What was she doing on the roof of her old Georgian country house, St Jane’s?
People think Deborah was up there inspecting a leak. But Suzy Spencer doesn’t believe the seventy-year-old was doing DIY.
Deborah gave up a glittering career in law to start a women’s refuge in her beautiful family home.
Then when one of Suzy’s friends disappears, she uncovers a shocking connection to Deborah and St Jane’s.
One woman falls to her death at St Jane’s. One woman never arrives.
Can Suzy Spencer get to the bottom of these sinister goings-on before anyone else pays the ultimate price?
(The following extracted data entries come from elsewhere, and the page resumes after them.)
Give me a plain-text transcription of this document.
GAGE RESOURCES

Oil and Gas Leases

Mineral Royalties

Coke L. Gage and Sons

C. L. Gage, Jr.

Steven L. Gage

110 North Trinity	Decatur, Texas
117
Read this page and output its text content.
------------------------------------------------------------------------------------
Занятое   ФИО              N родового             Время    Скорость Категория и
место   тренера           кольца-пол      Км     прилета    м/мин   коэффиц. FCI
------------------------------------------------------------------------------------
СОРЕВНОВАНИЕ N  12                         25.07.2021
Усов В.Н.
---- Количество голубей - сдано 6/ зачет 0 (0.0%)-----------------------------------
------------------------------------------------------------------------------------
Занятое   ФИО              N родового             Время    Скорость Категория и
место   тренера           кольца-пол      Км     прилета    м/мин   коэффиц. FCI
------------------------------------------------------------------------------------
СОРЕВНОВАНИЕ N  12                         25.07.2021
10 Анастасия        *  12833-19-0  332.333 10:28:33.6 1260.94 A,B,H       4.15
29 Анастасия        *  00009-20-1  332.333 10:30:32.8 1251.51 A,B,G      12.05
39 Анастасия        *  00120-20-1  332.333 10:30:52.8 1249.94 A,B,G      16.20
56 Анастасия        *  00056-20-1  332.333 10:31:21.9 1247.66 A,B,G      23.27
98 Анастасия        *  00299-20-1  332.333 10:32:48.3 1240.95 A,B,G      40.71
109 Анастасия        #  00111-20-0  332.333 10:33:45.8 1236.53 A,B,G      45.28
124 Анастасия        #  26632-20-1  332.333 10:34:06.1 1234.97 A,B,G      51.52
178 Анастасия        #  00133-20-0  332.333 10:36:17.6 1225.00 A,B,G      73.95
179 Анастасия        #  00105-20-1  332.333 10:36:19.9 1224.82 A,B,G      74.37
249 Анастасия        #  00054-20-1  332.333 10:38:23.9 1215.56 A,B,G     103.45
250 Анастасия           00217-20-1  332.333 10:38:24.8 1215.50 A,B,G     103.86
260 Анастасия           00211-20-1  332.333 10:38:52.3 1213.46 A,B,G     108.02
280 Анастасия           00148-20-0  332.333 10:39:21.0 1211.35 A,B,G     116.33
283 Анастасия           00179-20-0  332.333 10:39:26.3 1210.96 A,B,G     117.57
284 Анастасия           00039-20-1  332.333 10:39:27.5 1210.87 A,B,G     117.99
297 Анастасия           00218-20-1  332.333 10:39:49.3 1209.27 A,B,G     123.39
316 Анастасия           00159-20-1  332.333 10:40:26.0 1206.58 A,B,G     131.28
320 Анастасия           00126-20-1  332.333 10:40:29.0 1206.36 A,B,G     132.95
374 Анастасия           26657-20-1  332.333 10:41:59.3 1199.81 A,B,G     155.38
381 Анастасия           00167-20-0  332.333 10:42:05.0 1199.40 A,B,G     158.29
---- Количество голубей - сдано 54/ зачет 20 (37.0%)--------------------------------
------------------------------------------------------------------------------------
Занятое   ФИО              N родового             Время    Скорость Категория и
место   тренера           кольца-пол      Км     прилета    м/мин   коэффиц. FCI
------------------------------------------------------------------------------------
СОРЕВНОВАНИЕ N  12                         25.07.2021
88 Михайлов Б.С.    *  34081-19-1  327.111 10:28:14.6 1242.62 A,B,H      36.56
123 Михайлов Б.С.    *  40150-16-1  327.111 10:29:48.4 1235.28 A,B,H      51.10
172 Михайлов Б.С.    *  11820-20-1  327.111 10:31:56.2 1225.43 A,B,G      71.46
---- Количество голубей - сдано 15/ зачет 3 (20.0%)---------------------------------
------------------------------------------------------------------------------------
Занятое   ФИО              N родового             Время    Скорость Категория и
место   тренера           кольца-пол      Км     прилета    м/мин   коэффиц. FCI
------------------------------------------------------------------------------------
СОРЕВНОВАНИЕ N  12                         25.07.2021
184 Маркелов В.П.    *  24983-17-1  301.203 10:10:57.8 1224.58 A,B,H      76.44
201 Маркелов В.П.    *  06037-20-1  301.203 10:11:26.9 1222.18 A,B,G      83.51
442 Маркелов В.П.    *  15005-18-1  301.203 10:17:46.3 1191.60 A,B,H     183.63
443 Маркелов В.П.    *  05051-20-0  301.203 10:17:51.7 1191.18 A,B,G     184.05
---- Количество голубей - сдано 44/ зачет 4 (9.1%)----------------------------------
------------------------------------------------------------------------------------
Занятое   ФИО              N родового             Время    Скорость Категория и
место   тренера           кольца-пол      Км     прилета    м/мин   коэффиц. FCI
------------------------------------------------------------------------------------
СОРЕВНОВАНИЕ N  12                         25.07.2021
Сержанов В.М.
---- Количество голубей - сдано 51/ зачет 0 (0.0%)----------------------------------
I have a little confession to make. Although I have the first three books in the Suzy Spencer series on my ever increasing ‘to be read’ mountain, I haven’t actually read one yet. I know what a mistake to make. When I was invited to take part in the blog tour for ‘The Judge At Saint Jane’s’, which is the fourth book in the Suzy Spencer series, I knew that this was the kick up the bottom that I needed to ‘meet’ Suzy and to get to know the area and the other regular characters. Having enjoyed reading ‘The Judge At Saint Jane’s’ as much as I did, I am now rather cross with myself that I left it this long to ‘discover’ Suzy Spencer. I thoroughly enjoyed reading ‘The Judge At Saint Jane’s’ but more about that in a bit.
It took me no time at all to get into ‘The Judge At Saint Jane’s’. In fact the synopsis was enough to grab my attention and the story drew me in. As soon as I started reading, I had an inkling that I wouldn’t be able to put this book down for any length of time. I was intrigued by the descriptions of the village and by the different characters and I had to keep reading to find out how the different strands to this story impacted on certain characters. This was one of those books that really got under my skin as it were- if I wasn’t reading the book then I was thinking about it. I think part of the reason, why I became so addicted to the story was the fact that I also live in a village similar to the one in the story so I was comparing that village with the one where I live. The pages of the book turned increasingly quickly as I made my way through the book as my desperation to find out what happened grew and grew. At one point the pages were turning that quickly that it was almost as if they were turning themselves and the page numbers became a blur. All too quickly I reached the end of ‘The Judge At Saint Jane’s’ and I had to say goodbye to Suzy and the rest. I found ‘The Judge At Saint Jane’s’ to be a gripping read, which kept me guessing and which kept me on the edge of my seat.
‘The Judge At Saint Jane’s’ is superbly written. Lis has one of those writing styles that is easy to get used to and easy to get along with. In fact I didn’t feel as though I was reading a book because the text reads more like a chat between friends than reading an actual book. For me, the story hits the ground running and maintained a steady pace throughout. Lis clearly cares about her characters and this shines through in the very thorough way in which she describes them. Lis describes the characters so well that they seem to leap off the page and seem just as real as you and I. I love the way in which Lis makes the reader feel as though they are part of the story and at the heart of the action. That’s how I felt anyway.
In short, I thoroughly enjoyed reading ‘The Judge At Saint Jane’s’ and I would recommend it to other readers. I will certainly be reading more of Lis’s work in the future. The score on the Ginger Book Geek board is a very well deserved 5* out of 5*.